Artigo

A sociedade civil em ação*

Rubens Barbosa
é presidente do Conselho de Comércio Exterior da Fiesp.



* Publicado no jornal O Globo - 24/01/2012

Em 2004, em uma das mudanças que mais causaram  polêmica na sociedade brasileira, o Congresso Nacional aprovou a Reforma  do Judiciário e a criação do Conselho Nacional de Justiça (CNJ).

O  CNJ visa a coordenar, planejar e supervisionar a administração da  Justiça. Entre suas competências incluem-se a definição e limitação dos  vencimentos dos magistrados e servidores, o fim da prática do nepotismo,  observando a qualificação e a impessoalidade no recrutamento de  funcionários, a instituição do voto aberto e fundamentado nas promoções e  remoções de juízes, passando a prevalecer a qualidade e a produtividade  na movimentação da carreira. E ainda a apuração de possíveis desvios  éticos e morais na conduta de alguns magistrados e servidores.

O  CNJ tem sido alvo de críticas de magistrados, sobretudo de Tribunais de  Justiça estaduais, que o vêm como instrumento de interferência indevida,  por se tratar de controle externo ao Judiciário. Nesse sentido, a  atuação do CNJ foi contestada pela Associação dos Magistrados  Brasileiros, que pediu liminar para suspender itens da resolução do CNJ  que disciplina os processos contra juízes. Em meados de dezembro, por  liminar (provisória) concedida pelo ministro Mello, os poderes do CNJ  para investigar e punir juízes suspeitos de irregularidades foram  limitados pelo entendimento de que o CNJ não pode atuar antes das  corregedorias dos tribunais e deve apenas complementar o trabalho  destas.

Agora, em reação às posições contrárias ao CNJ,  conselheiros estão apresentando propostas para tornar o órgão mais  transparente e democrático. As alterações que serão debatidas nesta  semana, entre outros aspectos, modificam os poderes da presidência do  órgão.

A corrupção, que, no Brasil, está adquirindo um caráter  sistêmico, aparentemente teria atingido também o Judiciário. A pedido do  CNJ, o órgão do Ministério da Fazenda incumbido de apurar casos de  lavagem de dinheiro, o Coaf, apresentou relatório indicando  movimentações bancárias atípicas de magistrados e servidores que teriam  chegado a mais de 850 milhões de dólares entre 2000 e 2010.

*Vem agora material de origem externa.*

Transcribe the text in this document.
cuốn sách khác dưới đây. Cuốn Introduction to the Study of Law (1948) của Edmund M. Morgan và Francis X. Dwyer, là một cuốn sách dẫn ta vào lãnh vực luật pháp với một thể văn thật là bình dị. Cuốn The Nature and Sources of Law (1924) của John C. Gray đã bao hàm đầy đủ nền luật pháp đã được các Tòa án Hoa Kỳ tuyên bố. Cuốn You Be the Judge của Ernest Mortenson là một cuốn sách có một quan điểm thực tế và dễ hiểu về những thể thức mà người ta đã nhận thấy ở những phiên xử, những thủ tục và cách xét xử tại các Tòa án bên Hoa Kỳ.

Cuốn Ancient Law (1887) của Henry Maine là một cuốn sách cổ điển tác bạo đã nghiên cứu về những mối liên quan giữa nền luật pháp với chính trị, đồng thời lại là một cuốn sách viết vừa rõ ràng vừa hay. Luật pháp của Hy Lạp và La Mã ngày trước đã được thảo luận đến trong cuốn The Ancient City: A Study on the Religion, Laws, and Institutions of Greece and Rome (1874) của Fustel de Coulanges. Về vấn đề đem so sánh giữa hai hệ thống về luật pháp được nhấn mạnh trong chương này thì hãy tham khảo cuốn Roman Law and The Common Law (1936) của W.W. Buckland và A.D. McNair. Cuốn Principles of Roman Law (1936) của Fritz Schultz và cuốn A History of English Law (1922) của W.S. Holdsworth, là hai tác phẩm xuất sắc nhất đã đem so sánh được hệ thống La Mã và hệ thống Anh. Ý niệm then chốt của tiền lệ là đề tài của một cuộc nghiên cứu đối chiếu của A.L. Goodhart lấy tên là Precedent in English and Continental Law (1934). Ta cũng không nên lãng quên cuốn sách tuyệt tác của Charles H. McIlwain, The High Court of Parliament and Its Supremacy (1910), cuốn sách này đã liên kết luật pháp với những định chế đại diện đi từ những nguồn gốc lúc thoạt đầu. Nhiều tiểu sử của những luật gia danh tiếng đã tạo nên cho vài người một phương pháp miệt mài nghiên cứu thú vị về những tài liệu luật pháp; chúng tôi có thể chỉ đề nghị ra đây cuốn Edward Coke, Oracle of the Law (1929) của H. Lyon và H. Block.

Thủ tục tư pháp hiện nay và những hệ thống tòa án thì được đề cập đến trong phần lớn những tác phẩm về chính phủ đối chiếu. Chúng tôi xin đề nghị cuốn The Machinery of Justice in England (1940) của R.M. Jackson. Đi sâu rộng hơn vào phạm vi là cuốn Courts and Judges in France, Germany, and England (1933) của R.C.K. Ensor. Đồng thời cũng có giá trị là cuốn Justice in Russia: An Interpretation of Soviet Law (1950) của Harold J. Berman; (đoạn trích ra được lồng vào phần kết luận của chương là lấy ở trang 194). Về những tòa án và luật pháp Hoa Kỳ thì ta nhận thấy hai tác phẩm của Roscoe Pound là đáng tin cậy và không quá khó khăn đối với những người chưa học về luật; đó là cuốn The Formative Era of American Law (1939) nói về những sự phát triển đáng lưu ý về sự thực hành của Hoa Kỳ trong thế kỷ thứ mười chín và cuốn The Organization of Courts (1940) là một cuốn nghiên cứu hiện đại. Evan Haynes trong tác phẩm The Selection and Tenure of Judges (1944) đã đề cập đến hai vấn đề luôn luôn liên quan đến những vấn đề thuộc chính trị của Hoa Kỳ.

A  revista "Interesse Nacional" (http://interessenacional.com), em sua  edição especial de janeiro, dedica-se integralmente à discussão do Poder  Judiciário e reúne artigos de respeitados nomes da área jurídica,  protagonistas e artífices das transformações empreendidas nos últimos  oito anos. Os textos são assinados por expoentes do Poder Judiciário,  como os três ex-presidentes da Corte Gilmar Mendes, Ellen Gracie  Northfleet e Nelson Jobim, a corregedora nacional de Justiça, Eliana  Calmon, o presidente nacional da Ordem dos Advogados do Brasil (OAB),  Ophir Cavalcante Junior, o ex-presidente da Associação dos Magistrados  Brasileiros Mozart Valadares Pires e três professores da Escola de  Direito do Rio de Janeiro da FGV - Joaquim Falcão, que foi membro do  CNJ, Diego Werneck Arguelhes e Pablo de Camargo Cerdeira. Os autores  foram convidados pelo Conselho Editorial da "Interesse Nacional"  justamente por defenderem um papel de relevo para o CNJ, posição  encampada pela revista.

O presidente do Supremo Tribunal Federal, Cezar Peluso, trata da reforma do Judiciário e da PEC dos Recursos e Desenvolvimento.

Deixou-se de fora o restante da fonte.